Edited by Dacre Stoker & Elizabeth Miller


Seeing the title The Lost Journal and its author's name might signal this is likely a book most interesting for literary scholars of Irish fiction in general and Dracula fans in particular. That's pretty much the case. The good news is that editors Elizabeth Miller and Dacre Stoker didn't simply transcribe 10 years of random notes and observations supplemented by explanatory material. They have, instead, assembled a very readable and insightful biography that is part reference volume and part analysis of just what made Bram Stoker tick.

Family connections helped make this volume possible. The notebook, written sporadically between 1871 and 1881, was discovered in Stoker's great-grandson Noel’s attic. One of the editors, Dacre Stoker, is the great-grandson of Bram Stoker’s youngest brother, Dr. George Stoker. As a result, the Stoker family conspicuously supported the publication of this notebook, most obviously with the many photographs from the family archives.

Alongside Dacre Stoker, co-editor Elizabeth Miller realized the dashed off jottings of the future author of Dracula would best be presented not chronologically, but collected in chapters focused on various topic areas. For example, Chapter I is "Aspiring Writer," in which the editors pull together the notes on Stoker's literary influences and his early poems which they put in the context of the youthful Dubliner.

Vampire fans are likely to go straight to the second chapter, "En Route to Dracula." There, Miller and Dacre Stoker not only point out where the novelist might have picked up some of his preliminary ideas, but also build a convincing case for how journal writing itself was an influence on Dracula. After all, the novel is written as a collection of journal entries.

While that chapter pulls together most of the Dracula related notes, the rest of the notebook has other clues into pre-Dracula musings. But to focus too much on one novel would be selling Bram Stoker short as he was a man of many interests and talents. The chapter on "Humor" alone is worth the price of admission as Bram recorded more than a few jokes and anecdotes that tickled his funnybone. In his day, Bram Stoker was best known for his work with actor Henry Irving, so there's much here about English theatre of the period. There are sections on family, acquaintances, and travel. Throughout, all the notes are put in historical and biographical contexts that make this a volume that should awaken a new interest in the entire canon of Bram Stoker as so much new light is shed here.

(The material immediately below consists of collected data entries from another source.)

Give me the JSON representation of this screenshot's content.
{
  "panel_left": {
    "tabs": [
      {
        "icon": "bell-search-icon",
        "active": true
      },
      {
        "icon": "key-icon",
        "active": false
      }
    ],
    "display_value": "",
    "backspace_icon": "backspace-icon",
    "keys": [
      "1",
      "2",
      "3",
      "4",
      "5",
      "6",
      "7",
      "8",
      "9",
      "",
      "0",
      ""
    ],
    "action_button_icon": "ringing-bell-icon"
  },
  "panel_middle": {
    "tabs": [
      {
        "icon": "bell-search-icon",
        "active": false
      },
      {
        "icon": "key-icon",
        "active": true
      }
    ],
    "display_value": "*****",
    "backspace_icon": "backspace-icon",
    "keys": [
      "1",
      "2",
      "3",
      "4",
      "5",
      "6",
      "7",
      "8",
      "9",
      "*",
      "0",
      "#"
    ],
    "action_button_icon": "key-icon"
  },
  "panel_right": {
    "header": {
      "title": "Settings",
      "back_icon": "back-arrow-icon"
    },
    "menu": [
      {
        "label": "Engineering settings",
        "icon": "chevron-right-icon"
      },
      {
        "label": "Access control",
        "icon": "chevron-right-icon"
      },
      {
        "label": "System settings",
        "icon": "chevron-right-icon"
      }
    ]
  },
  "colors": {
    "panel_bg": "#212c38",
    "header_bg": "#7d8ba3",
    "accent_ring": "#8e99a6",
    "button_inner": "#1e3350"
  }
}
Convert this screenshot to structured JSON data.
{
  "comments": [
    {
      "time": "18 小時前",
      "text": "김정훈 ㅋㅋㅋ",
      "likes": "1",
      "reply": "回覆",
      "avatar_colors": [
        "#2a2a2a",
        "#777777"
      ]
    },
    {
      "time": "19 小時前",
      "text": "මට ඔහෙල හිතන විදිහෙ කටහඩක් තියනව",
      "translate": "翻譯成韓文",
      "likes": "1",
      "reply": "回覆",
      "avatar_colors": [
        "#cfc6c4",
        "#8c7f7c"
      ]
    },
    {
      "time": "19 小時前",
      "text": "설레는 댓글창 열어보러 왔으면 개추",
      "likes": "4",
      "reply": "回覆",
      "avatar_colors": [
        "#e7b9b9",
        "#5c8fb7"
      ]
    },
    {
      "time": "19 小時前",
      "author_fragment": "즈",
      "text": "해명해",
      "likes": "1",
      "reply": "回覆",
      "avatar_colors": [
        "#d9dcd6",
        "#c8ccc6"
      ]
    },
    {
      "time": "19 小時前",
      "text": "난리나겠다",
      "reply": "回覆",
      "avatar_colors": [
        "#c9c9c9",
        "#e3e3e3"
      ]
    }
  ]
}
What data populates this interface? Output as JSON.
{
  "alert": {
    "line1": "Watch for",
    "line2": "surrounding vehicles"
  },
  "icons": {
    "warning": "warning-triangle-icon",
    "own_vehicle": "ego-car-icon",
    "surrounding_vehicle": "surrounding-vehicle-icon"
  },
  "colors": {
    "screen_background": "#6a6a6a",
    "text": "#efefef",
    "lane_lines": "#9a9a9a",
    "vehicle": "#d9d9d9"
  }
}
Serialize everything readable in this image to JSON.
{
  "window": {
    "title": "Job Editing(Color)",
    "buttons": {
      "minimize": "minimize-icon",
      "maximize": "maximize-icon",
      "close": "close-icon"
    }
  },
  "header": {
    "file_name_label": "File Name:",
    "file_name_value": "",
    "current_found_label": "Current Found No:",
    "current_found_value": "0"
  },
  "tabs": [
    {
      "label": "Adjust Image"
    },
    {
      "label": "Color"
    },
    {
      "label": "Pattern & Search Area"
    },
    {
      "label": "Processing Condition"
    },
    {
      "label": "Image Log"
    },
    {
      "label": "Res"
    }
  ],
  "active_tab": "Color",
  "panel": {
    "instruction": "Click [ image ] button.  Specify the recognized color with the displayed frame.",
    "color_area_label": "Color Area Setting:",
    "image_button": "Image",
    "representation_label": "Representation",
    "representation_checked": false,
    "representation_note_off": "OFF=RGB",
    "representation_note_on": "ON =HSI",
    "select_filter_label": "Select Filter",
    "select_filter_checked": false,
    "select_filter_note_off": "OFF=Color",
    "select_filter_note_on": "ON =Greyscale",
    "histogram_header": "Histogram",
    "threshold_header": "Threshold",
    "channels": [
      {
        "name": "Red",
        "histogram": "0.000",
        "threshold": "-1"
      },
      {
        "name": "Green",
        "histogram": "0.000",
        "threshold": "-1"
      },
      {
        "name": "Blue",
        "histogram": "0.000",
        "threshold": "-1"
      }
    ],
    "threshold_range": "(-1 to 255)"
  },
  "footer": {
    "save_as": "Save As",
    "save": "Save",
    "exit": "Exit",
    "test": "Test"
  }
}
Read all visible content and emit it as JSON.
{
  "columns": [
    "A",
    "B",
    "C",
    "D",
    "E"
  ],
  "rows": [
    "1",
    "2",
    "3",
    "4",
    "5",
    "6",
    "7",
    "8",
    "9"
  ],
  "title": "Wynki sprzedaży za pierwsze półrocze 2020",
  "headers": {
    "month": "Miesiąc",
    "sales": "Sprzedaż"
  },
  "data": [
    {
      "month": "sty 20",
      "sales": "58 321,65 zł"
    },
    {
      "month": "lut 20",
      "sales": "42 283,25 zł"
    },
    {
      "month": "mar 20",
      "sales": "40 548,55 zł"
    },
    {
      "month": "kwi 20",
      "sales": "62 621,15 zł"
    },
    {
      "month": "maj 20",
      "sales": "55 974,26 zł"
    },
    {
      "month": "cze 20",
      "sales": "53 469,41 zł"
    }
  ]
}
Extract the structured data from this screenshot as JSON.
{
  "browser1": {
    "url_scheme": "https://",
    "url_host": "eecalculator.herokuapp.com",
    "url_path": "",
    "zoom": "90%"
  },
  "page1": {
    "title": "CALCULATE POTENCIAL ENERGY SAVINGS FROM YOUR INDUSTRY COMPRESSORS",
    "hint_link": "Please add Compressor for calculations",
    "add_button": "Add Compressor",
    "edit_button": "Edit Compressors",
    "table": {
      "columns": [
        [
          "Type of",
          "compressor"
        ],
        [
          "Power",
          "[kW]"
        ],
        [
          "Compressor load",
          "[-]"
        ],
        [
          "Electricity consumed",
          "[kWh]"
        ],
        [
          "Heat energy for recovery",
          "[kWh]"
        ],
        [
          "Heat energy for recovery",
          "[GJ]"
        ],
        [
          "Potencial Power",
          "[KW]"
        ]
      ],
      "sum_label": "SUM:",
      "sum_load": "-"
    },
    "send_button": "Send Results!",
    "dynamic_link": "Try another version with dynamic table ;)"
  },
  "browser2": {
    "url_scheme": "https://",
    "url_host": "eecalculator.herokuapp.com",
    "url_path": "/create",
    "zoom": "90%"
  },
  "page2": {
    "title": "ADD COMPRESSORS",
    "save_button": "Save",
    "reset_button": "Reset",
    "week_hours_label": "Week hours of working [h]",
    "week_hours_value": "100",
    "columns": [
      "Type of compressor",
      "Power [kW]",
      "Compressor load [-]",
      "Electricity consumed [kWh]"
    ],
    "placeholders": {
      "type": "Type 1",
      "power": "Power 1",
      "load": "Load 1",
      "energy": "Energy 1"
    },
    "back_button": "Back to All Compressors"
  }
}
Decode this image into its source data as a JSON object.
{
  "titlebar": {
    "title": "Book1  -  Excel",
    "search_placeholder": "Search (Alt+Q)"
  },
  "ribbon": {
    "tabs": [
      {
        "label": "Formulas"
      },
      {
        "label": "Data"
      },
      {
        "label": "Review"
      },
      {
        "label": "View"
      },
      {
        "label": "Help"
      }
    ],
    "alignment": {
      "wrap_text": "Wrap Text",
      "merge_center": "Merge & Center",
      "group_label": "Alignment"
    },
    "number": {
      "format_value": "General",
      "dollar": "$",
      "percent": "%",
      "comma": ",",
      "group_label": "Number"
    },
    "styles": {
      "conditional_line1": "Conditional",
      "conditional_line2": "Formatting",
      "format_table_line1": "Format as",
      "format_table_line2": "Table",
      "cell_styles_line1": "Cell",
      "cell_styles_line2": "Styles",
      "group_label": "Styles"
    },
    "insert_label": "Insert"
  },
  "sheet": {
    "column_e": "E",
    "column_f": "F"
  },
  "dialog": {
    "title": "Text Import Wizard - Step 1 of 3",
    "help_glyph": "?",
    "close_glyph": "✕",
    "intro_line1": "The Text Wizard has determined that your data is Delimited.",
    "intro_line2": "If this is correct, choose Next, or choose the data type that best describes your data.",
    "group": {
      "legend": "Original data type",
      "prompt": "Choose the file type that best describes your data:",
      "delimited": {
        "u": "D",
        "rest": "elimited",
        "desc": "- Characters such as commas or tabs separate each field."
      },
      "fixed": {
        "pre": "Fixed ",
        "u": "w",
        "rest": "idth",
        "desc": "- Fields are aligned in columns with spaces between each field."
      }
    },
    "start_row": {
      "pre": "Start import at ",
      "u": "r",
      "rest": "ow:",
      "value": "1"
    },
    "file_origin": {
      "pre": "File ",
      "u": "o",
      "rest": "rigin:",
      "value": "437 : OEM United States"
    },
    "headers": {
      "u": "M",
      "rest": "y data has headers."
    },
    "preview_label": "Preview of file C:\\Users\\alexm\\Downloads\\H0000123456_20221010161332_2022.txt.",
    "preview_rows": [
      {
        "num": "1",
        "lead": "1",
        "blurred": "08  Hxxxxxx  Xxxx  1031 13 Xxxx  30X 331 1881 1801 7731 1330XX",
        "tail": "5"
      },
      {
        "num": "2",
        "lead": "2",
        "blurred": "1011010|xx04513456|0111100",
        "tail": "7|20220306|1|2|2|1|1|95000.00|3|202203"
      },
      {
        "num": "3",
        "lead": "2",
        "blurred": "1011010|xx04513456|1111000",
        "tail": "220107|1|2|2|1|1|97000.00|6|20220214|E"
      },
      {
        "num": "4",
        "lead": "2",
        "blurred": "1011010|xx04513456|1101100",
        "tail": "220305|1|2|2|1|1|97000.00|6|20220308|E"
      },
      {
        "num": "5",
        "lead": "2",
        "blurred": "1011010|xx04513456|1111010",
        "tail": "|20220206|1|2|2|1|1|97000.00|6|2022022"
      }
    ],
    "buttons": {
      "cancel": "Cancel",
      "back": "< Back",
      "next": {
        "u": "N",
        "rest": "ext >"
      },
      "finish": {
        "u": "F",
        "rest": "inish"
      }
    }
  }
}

So The Lost Journal is that lucky hybrid of newly discovered material that was once private, written by one man for himself, now interwoven with credible scholarship that shows how multi-dimensional Bram Stoker was. You don't have to be a Dracula devotee trolling for nuggets on that book to find yourself enjoying being transported to the streets of Dublin over a century ago. It's a book to explore while enjoying, ah, er, a stake and ale.